I tried (and failed) to finish the novel before seeing the movie, but I did read enough to get a feel for each of the main characters. The movie’s translation of Rachel’s college roommate, Peik Lin Goh (Awkwafina), is inspired. Awkwafina steals the show in every scene she’s in. She’s outrageous, brutally honest, and unabashedly flaunts her wealth. In fact, the whole Goh family is ridiculous in the best way, including Peik Lin’s father, Wye Mun Goh (Ken Jeong). While feeding his kids chicken nuggets, he satirically says, “There are starving children in America.” The whole audience laughed out loud and proceeded to laugh any time any of the Goh family was on-screen.
Something that was harder to translate from the book to the movie is Nick and Rachel’s romance. In the book, you’re provided a better picture of their life together in New York City much more than on-screen. As a result, the movie’s portrayal of their relationship comes across as two-dimensional.
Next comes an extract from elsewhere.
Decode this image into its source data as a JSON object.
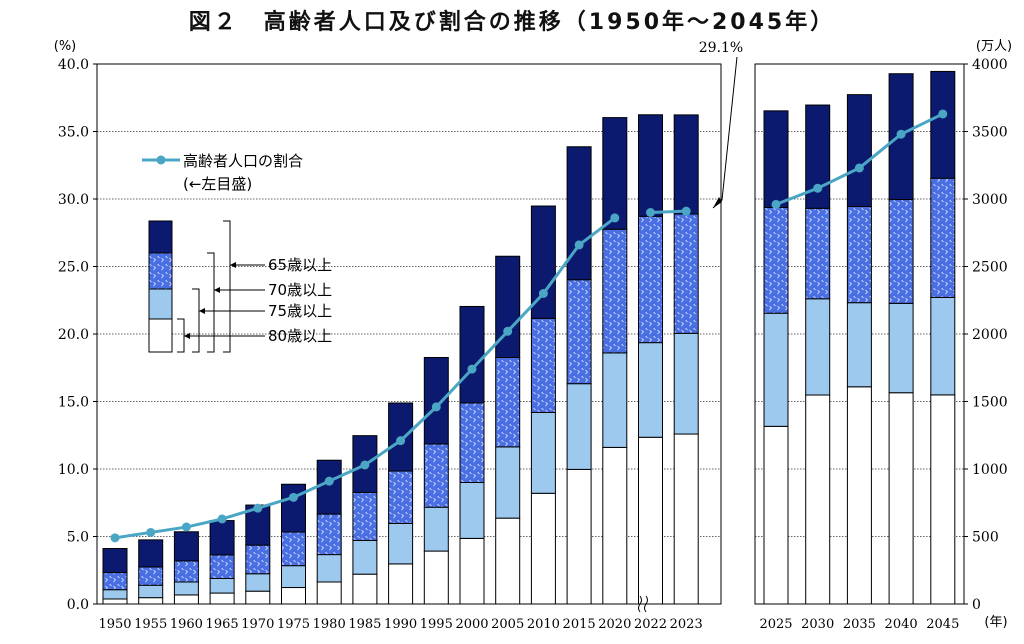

Fortunately, the chemistry between Chu and Golding is palpable. There’s a moment during his best friend’s wedding ceremony where Nick and Rachel lovingly stare at one another. It’s a sweet reminder to both the couple and the audience as to why Rachel is putting up with Eleanor’s behavior—she and Nick are each other’s futures. The movie’s portrayal of Astrid (Gemma Chan), Nick’s favorite cousin, also felt two-dimensional. She was my favorite character in the book; however, in the movie she’s less prevalent. I also think the movie could have played up the parallels between Rachel and Nick’s relationship and Astrid and her husband’s. Still, I enjoyed Astrid—and her legendary wardrobe— being brought to life on-screen.
If you’re a true fan of the romantic comedy genre, go out and see Crazy Rich Asians. It had everything I was looking for and much more.